Two parcels of land would be earmarked for affordable housing, renting units to tenants that are within the financial reach of households earning no more than 60% of the area median income. Overall, no less than 20% of the new housing units built on the golf course are supposed to qualify as affordable housing under the same definition.
Councilor Gary Anderson, who represents Duluth's 1st District, including Lester Park, said: "I am excited to see this resolution move forward and looking forward to next steps, so that we hopefully really do come up with a right-sized and appropriate development for this neighborhood,"
The land is to be sold in pieces or as a whole at market value, roughly estimated to be about a cumulative $1.3 million.

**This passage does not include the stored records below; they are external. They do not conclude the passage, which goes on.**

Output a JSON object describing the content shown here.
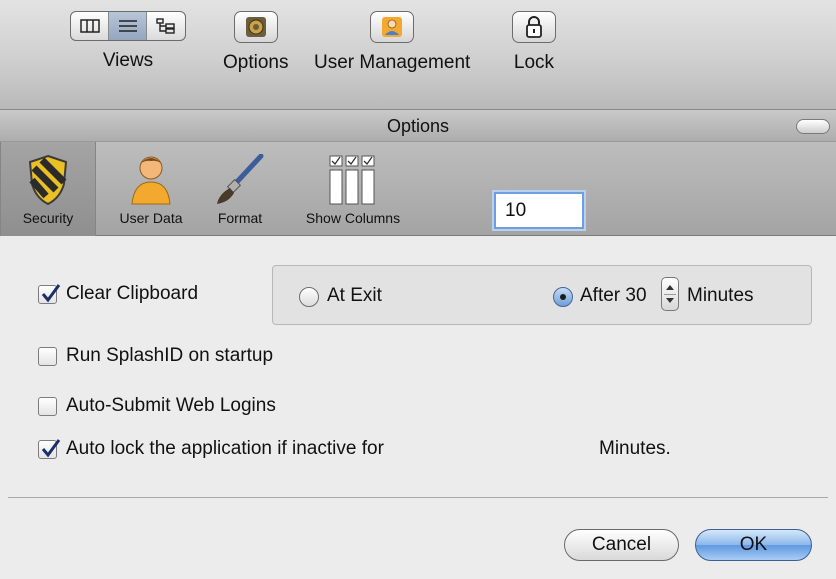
{
  "main_toolbar": {
    "views_label": "Views",
    "options_label": "Options",
    "user_management_label": "User Management",
    "lock_label": "Lock"
  },
  "options_panel": {
    "title": "Options",
    "tabs": {
      "security": "Security",
      "user_data": "User Data",
      "format": "Format",
      "show_columns": "Show Columns"
    },
    "selected_tab": "Security"
  },
  "security": {
    "clear_clipboard": {
      "label": "Clear Clipboard",
      "checked": true
    },
    "at_exit": {
      "label": "At Exit",
      "selected": false
    },
    "after": {
      "label": "After 30",
      "selected": true,
      "minutes_label": "Minutes"
    },
    "run_on_startup": {
      "label": "Run SplashID on startup",
      "checked": false
    },
    "auto_submit": {
      "label": "Auto-Submit Web Logins",
      "checked": false
    },
    "auto_lock": {
      "label": "Auto lock the application if inactive for",
      "checked": true,
      "value": "10",
      "suffix": "Minutes."
    }
  },
  "buttons": {
    "cancel": "Cancel",
    "ok": "OK"
  },
  "colors": {
    "accent": "#6f9ed6",
    "ok_button": "#5f98e1",
    "focus_ring": "#6e9fdc"
  }
}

Any proceeds from the sale of the property are to be plowed back into Duluth's public golf program, and specifically the Enger Park Golf Course.
That course is scheduled to be idled temporarily for a major yearlong overhaul. In the interim, 18 holes at the previously mothballed Lester Park Golf Course will reopen before it is permanently retired.
Anderson said he likes the idea of breaking the golf course property into pieces, allowing for incremental development with a variety of housing.
"I'm excited to see mixed-income housing come in here. Mixed-income is what built Lakeside. Mixed-income is what built Woodland. Mixed-income is what built Gary-New Duluth. There's very little part of our city that was not built on a variety of housing availability," he said.
Sipress said the type of housing proposed would allow young people who grew up in the neighborhood to move back into the Lakeside-Lester Park neighborhoods.
"We're talking about making sure that if you are working at the New London Cafe washing dishes, or you are working at Sammy's, or you are working at the new brew pub, that you can afford to live in the neighborhood that you grew up in. That's what we're talking about. And I think we should absolutely make clear that every neighborhood should be a neighborhood where people who don't earn big bucks can afford to live," he said.
Monday's resolution required no fewer than eight affirmative votes from the nine-member council, because of the high standard set for the disposition of established public park land.
A future ordinance is expected to make the terms spelled out in the resolution of intent passed Monday legally binding for any future development agreement involving the land.
While Sipress threw his support behind the resolution, he said: "My one concern is that this land transfer to DEDA will be for up to seven years. They'll have seven years to pursue this land development. And we have no idea who is going to be mayor seven years from now, and we have no idea who the DEDA commissioners will be. We have no idea who city staff will be. And I imagine it to be likely, but there is a worst-case scenario, where if there's a change in perspective from a future administration, and if DEDA goes ahead and sells this land to a developer in violation of the stipulations in the development agreement, and if due to the views of a future administration, the city does not enforce the development agreement, I've asked the city attorney to let us know, what recourse would a future city council have?"
Sipress said he's hopeful the council will have an answer to that before it is asked to vote on an actual ordinance of sale for the property in question.